After several weeks of this, local Caledonia residents, angry at the disruption caused to their lives by the blackouts and road blocks, began to turn out in counter protests against the natives. This led to a number of ugly confrontations as tempers flared on the lines, and hot-heads on both sides stirred the pot.
Since that time, the OPP has taken a hands-off approach to the protest. The OPP’s position, is that land claims are a political issue and it should not be the police service’s job to resolve issues that are best dealt with at the political level. The policy appears to be a response by the OPP to the deluge of criticism they suffered in the wake of the Dudley George shooting at Ipperwash ten years earlier. While this policy was at first met with some sympathy by the public, the residents of Caledonia appear to have turned against the OPP in the wake of a number of acts of inexcusable lawlessness on the part of native protestors. These culminated in an attack by natives on an elderly non-native couple who did nothing more than stop on the roadside in the vicinity of the protest site. The attack was filmed by a local TV news crew who were in turn assaulted by the native protestors and had their camera stolen. The incident was witnessed by uniformed OPP officers whose response was ineffective.
Today, we now have a situation where both sides are glaring at one another over police lines. Attitudes have hardened immensely in recent months and some fear the town will never return to normal.
While many Canadians are sympathetic towards the native cause, what few are willing to accept is the outright thuggery and violence committed by native protestors in support of it. The idea that shooting at police officers and destroying society’s infrastructure are the only way to resolve disputes in a free country like Canada is ridiculous. Many of the natives involved in the protest movement maintain they are a sovereign nation and not subject to the laws of Canada. This suggestion is patently absurd. In order to be a “Sovereign Nation” a people must first be self sufficient, and second, be recognized as such by the international community. First Nations Canadians are neither. As long as they rely on Canadian hospitals, education and federal funding, the claim they are “Sovereign” is baseless.

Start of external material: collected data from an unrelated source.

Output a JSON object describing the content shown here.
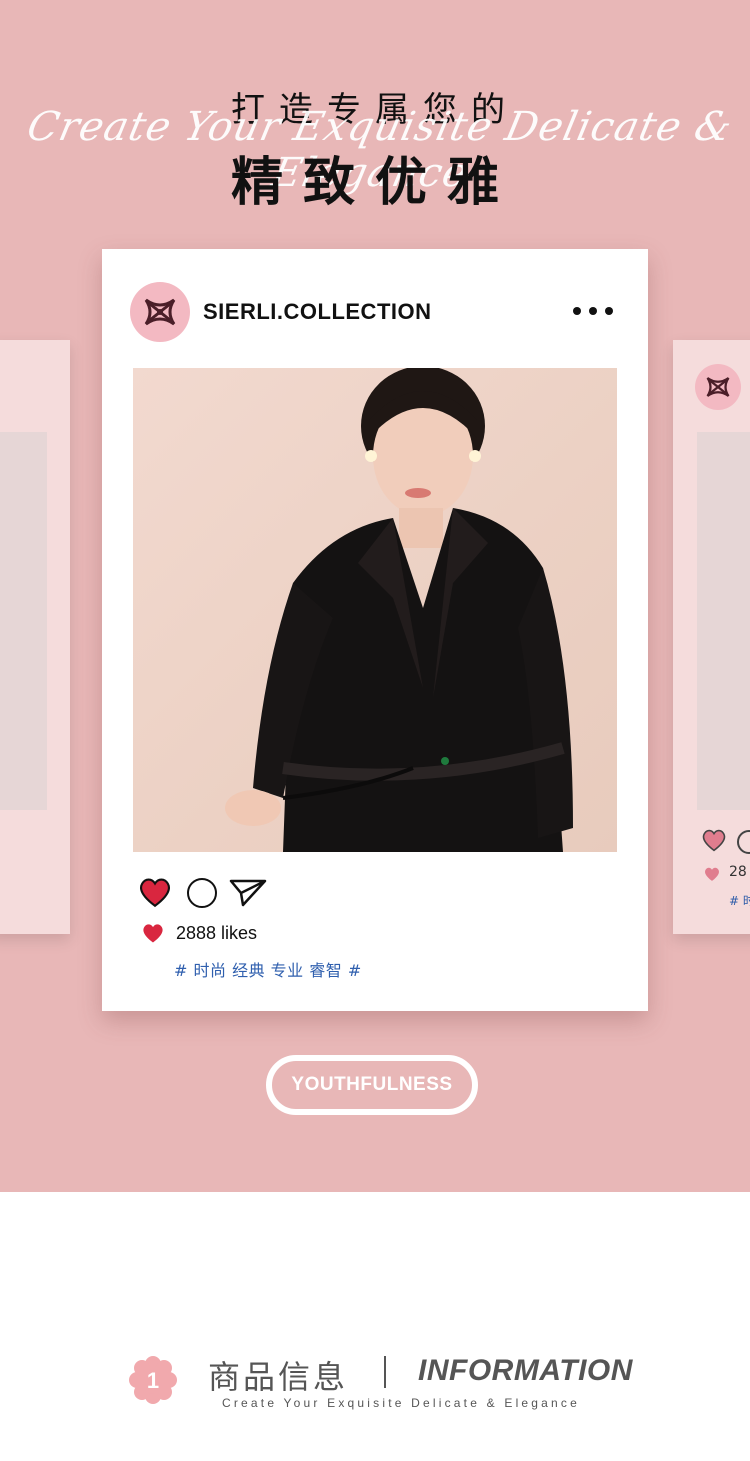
{
  "header": {
    "title_line1": "打造专属您的",
    "script_line": "Create Your Exquisite Delicate & Elegance",
    "title_line2": "精致优雅"
  },
  "post": {
    "account_name": "SIERLI.COLLECTION",
    "likes_text": "2888 likes",
    "tags": "# 时尚 经典 专业 睿智 #",
    "photo_subject": "woman-in-black-wrap-dress"
  },
  "side_card_right": {
    "likes_fragment": "28",
    "tag_fragment": "# 时"
  },
  "badge_button": {
    "label": "YOUTHFULNESS"
  },
  "info_section": {
    "number": "1",
    "title_cn": "商品信息",
    "title_en": "INFORMATION",
    "subtitle": "Create Your Exquisite Delicate & Elegance"
  },
  "colors": {
    "hero_bg": "#e8b7b7",
    "heart": "#d9263f",
    "tag_text": "#2f5fae",
    "avatar_bg": "#f3b9c2"
  },
  "icons": [
    "logo-icon",
    "more-options-icon",
    "heart-icon",
    "comment-icon",
    "send-icon",
    "flower-badge-icon"
  ]
}
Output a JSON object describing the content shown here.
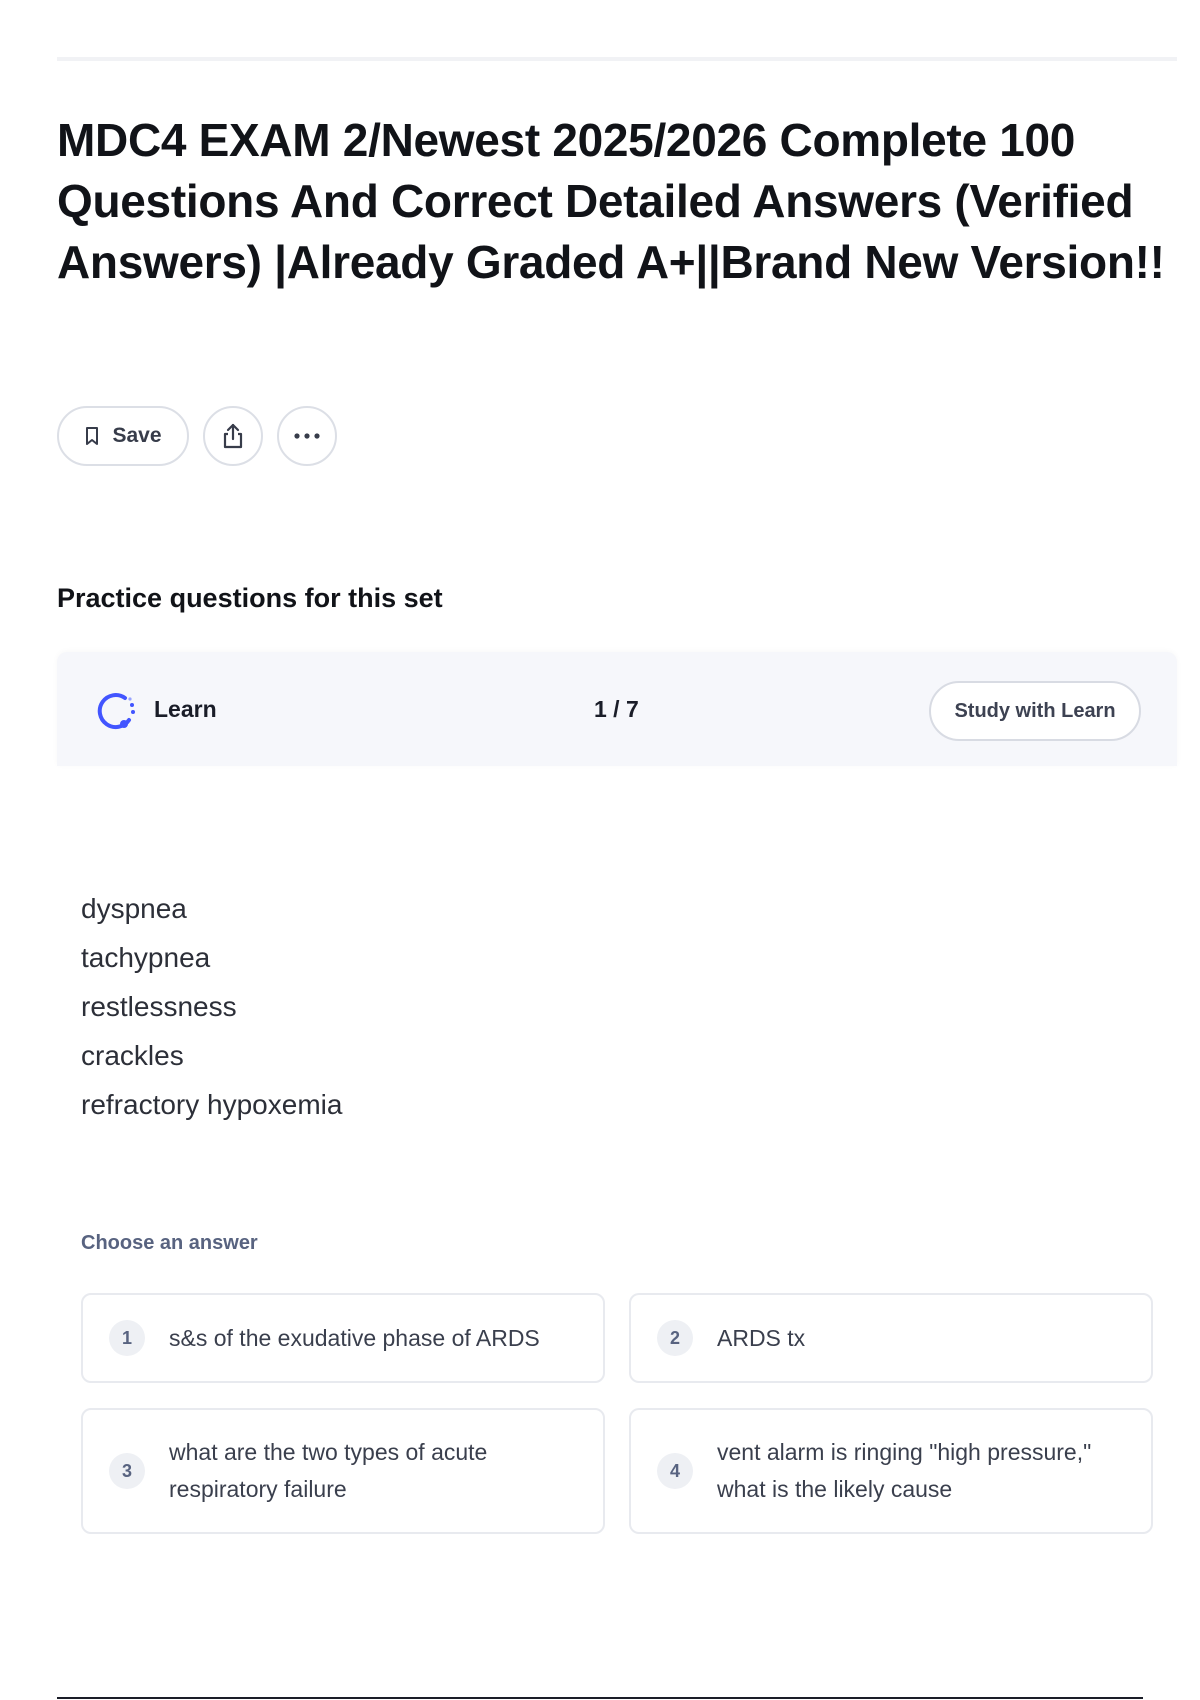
{
  "page": {
    "title": "MDC4 EXAM 2/Newest 2025/2026 Complete 100 Questions And Correct Detailed Answers (Verified Answers) |Already Graded A+||Brand New Version!!"
  },
  "actions": {
    "save_label": "Save",
    "save_icon": "bookmark-icon",
    "share_icon": "share-icon",
    "more_icon": "more-options-icon"
  },
  "practice": {
    "heading": "Practice questions for this set",
    "mode_label": "Learn",
    "counter": "1 / 7",
    "study_button": "Study with Learn",
    "term_lines": [
      "dyspnea",
      "tachypnea",
      "restlessness",
      "crackles",
      "refractory hypoxemia"
    ],
    "choose_label": "Choose an answer",
    "answers": [
      {
        "number": "1",
        "text": "s&s of the exudative phase of ARDS"
      },
      {
        "number": "2",
        "text": "ARDS tx"
      },
      {
        "number": "3",
        "text": "what are the two types of acute respiratory failure"
      },
      {
        "number": "4",
        "text": "vent alarm is ringing \"high pressure,\" what is the likely cause"
      }
    ]
  },
  "colors": {
    "accent": "#4255ff",
    "header_bg": "#f6f7fb",
    "muted_text": "#586380",
    "border": "#e8eaef"
  }
}
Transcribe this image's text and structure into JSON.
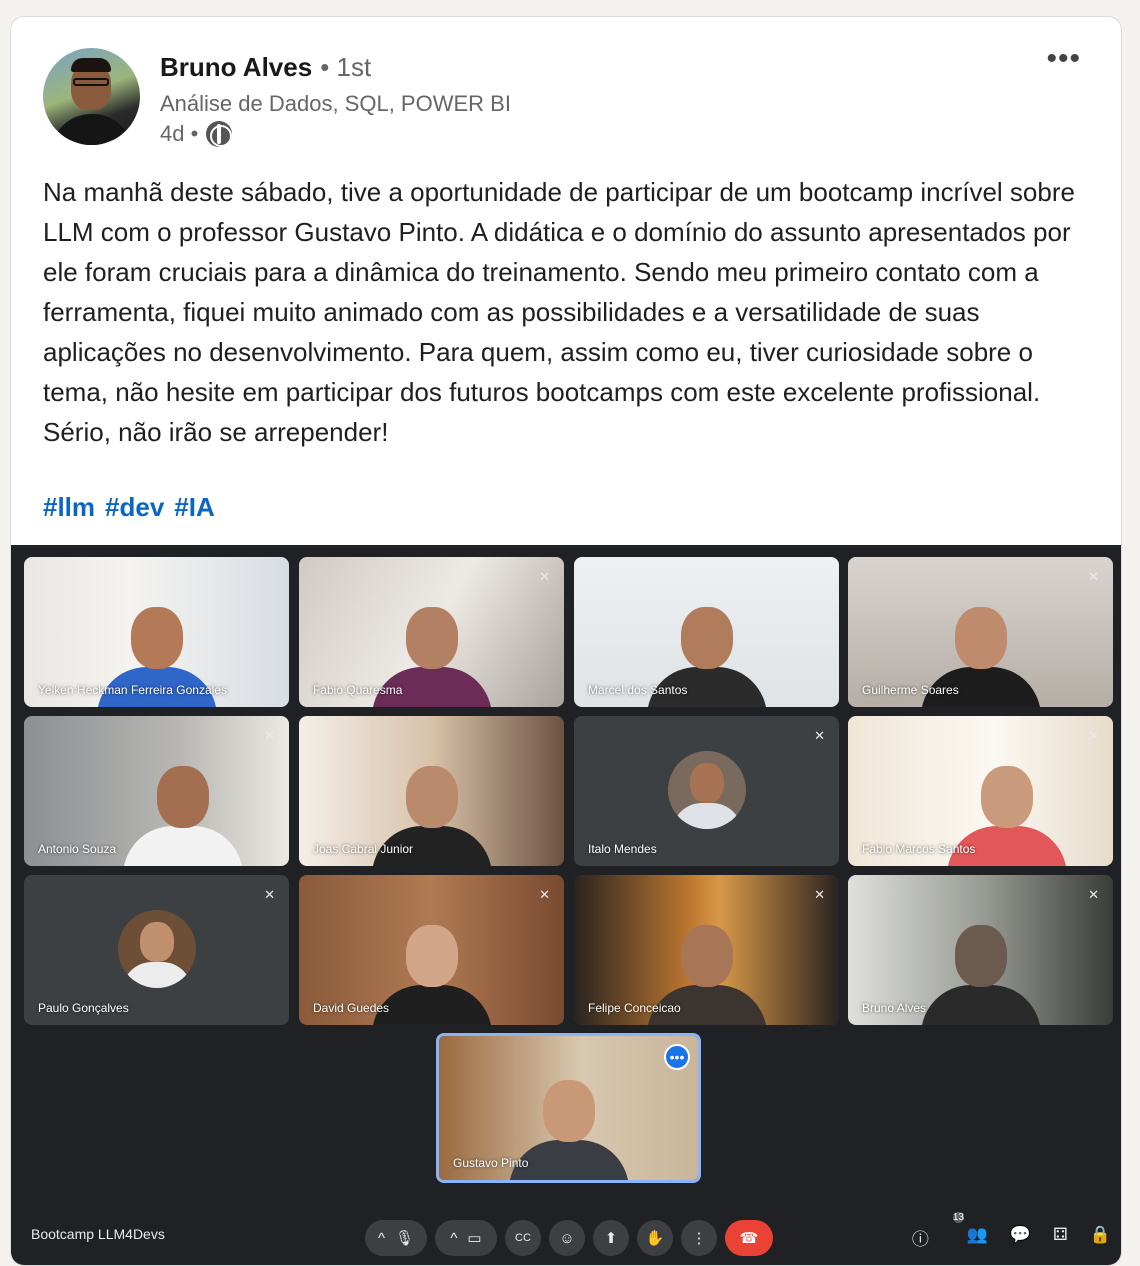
{
  "post": {
    "author": "Bruno Alves",
    "degree": "• 1st",
    "headline": "Análise de Dados, SQL, POWER BI",
    "time": "4d •",
    "more": "•••",
    "text": "Na manhã deste sábado, tive a oportunidade de participar de um bootcamp incrível sobre LLM com o professor Gustavo Pinto. A didática e o domínio do assunto apresentados por ele foram cruciais para a dinâmica do treinamento. Sendo meu primeiro contato com a ferramenta, fiquei muito animado com as possibilidades e a versatilidade de suas aplicações no desenvolvimento. Para quem, assim como eu, tiver curiosidade sobre o tema, não hesite em participar dos futuros bootcamps com este excelente profissional. Sério, não irão se arrepender!",
    "hashtags": [
      "#llm",
      "#dev",
      "#IA"
    ]
  },
  "meeting": {
    "name": "Bootcamp LLM4Devs",
    "participants_count": "13",
    "mic_off_icon": "✕",
    "tiles": [
      {
        "name": "Yelken Heckman Ferreira Gonzales"
      },
      {
        "name": "Fabio Quaresma"
      },
      {
        "name": "Marcel dos Santos"
      },
      {
        "name": "Guilherme Soares"
      },
      {
        "name": "Antonio Souza"
      },
      {
        "name": "Joas Cabral Junior"
      },
      {
        "name": "Italo Mendes"
      },
      {
        "name": "Fabio Marcos Santos"
      },
      {
        "name": "Paulo Gonçalves"
      },
      {
        "name": "David Guedes"
      },
      {
        "name": "Felipe Conceicao"
      },
      {
        "name": "Bruno Alves"
      },
      {
        "name": "Gustavo Pinto"
      }
    ],
    "controls": {
      "chevron": "^",
      "mic": "🎙",
      "camera": "▭",
      "captions": "CC",
      "emoji": "☺",
      "present": "⬆",
      "hand": "✋",
      "more": "⋮",
      "hangup": "☎",
      "info": "ⓘ",
      "people": "👥",
      "chat": "💬",
      "activities": "⚃",
      "lock": "🔒"
    },
    "colors": {
      "background": "#202124",
      "hangup": "#ea4335",
      "focus_border": "#8ab4f8"
    }
  },
  "colors": {
    "hashtag": "#0a66c2"
  }
}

Hopefully, in the near future, good will on both sides will avert the bloodshed which is inevitable should these confrontations remain the norm in our dealings on land claims. The government must move quickly to clear the thousands of land claims that are outstanding to be sure. But native Canadians must also understand that they receive tremendous support from this country. Federal programs to assist native Canadians by funding their businesses and education are readily available. Programs are in place to reduce their over-representation in the country’s prisons.
While it’s romantic to imagine oneself in history as a member of a warrior tribe, living off the land, at one with nature, it is not practical to expect to live a primitive, hunter-gatherer existence in today’s world. And to be honest, I doubt many natives would choose that if the option were available to them.